A Pocketful of Rye is ostensibly a sequel. However, aside from the character's name and a couple of historical details, it might as well not be. It picks up several years after the final event of the first book, and Laurence has changed beyond recognition. None of the secondary characters from the first book appear, and hardly any of them are even mentioned. Because the two books were in the same volume, I found this jarring. A few chapters in I mentally re-categorized it as a different character, and it made more sense. Laurence is a doctor, working in a Swiss retreat for children with TB. A friend asks him to look after an old flame and her son, who is supposedly suffering from TB. She appears and starts to make trouble in the life he's built for himself, and in the process makes him re-examine who he is. On its own merits, it was a good story. It had much of the same strength of characters as the first book, the same strong sense of place, and the same solid writing.

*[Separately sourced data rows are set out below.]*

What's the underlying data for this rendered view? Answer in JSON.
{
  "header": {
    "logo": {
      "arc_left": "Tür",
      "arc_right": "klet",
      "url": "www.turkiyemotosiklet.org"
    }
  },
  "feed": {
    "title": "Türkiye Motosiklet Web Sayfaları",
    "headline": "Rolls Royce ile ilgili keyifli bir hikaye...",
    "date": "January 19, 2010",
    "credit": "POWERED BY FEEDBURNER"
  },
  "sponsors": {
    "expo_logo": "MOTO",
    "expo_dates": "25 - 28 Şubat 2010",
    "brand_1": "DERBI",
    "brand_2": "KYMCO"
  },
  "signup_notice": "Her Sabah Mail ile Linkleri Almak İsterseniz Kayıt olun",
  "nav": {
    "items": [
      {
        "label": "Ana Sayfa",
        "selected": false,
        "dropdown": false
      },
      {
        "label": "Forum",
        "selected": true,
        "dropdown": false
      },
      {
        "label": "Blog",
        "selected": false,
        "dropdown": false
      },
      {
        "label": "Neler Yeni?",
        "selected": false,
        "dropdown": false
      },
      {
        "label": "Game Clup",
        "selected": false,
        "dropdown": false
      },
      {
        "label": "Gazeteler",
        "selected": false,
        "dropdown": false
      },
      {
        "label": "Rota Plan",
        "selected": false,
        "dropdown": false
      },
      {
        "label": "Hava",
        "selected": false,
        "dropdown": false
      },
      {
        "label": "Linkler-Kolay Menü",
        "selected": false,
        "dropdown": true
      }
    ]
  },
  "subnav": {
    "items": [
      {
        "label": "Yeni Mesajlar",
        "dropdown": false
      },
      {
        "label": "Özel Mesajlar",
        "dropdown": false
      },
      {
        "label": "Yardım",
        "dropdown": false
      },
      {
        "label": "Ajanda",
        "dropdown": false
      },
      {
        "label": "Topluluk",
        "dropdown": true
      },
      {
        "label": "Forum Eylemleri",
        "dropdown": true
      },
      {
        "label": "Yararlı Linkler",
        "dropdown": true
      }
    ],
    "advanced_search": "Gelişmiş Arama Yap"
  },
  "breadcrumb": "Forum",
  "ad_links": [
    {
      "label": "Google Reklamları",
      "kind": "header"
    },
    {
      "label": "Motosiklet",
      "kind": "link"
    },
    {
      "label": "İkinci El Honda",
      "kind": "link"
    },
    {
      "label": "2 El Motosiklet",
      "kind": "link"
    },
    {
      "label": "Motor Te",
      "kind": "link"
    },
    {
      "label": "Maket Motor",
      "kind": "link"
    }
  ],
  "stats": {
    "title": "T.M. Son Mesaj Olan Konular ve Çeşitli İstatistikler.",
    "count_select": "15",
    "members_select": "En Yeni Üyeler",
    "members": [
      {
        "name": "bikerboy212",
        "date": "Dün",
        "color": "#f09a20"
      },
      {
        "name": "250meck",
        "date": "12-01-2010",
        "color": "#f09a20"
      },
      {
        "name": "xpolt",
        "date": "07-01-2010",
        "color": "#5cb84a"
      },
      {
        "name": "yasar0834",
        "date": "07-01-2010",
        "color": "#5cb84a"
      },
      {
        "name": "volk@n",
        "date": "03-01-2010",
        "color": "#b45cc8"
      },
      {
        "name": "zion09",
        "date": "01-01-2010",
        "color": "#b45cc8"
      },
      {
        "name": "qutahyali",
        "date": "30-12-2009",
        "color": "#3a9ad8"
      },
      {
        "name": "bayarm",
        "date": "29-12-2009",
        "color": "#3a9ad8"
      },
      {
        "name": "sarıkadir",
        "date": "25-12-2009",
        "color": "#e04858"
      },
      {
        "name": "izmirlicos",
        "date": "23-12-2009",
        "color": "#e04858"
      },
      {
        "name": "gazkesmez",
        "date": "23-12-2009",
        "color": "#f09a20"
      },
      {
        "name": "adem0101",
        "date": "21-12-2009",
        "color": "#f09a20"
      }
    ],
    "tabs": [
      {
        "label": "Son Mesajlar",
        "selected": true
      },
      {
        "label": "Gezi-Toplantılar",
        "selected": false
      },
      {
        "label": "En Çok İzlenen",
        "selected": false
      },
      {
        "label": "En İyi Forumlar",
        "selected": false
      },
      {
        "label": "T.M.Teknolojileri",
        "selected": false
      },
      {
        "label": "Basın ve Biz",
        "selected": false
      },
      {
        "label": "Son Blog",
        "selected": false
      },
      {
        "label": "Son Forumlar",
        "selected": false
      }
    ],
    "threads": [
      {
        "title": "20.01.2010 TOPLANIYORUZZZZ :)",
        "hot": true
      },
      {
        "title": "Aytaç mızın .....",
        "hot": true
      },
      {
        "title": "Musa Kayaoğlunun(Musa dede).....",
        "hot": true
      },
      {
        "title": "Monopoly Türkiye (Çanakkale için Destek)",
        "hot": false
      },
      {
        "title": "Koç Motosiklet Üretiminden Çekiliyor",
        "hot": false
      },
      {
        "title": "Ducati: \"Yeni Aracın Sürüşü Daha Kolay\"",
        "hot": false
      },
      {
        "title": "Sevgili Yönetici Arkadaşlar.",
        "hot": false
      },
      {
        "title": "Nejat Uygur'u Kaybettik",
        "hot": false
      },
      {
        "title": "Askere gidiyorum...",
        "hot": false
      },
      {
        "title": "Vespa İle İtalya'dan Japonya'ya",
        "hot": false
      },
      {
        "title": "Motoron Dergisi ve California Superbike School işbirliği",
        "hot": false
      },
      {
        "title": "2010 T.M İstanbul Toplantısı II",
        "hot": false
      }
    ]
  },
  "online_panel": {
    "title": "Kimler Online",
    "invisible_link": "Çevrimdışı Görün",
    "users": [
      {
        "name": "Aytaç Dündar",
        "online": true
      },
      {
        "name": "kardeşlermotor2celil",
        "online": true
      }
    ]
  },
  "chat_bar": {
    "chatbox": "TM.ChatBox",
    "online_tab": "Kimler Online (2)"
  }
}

As soon as I stopped thinking of it as a sequel, I enjoyed it. But as a sequel, it sucked. There is a paltry attempt to backfill between the end of the first book and the beginning of the second, but it doesn't do enough to show how the fifteen year old boy becomes the jaded doctor, or when he started being so much of a jerk. It would have made nearly as much sense if he'd renamed the main character and made it an unrelated story.

Overall, I was pleasantly surprised by a duology I'd disregarded as a teenager, and while it isn't going to supplant any of my favourites, it entertained me while I was ill. I'm just bemused by some of the choices.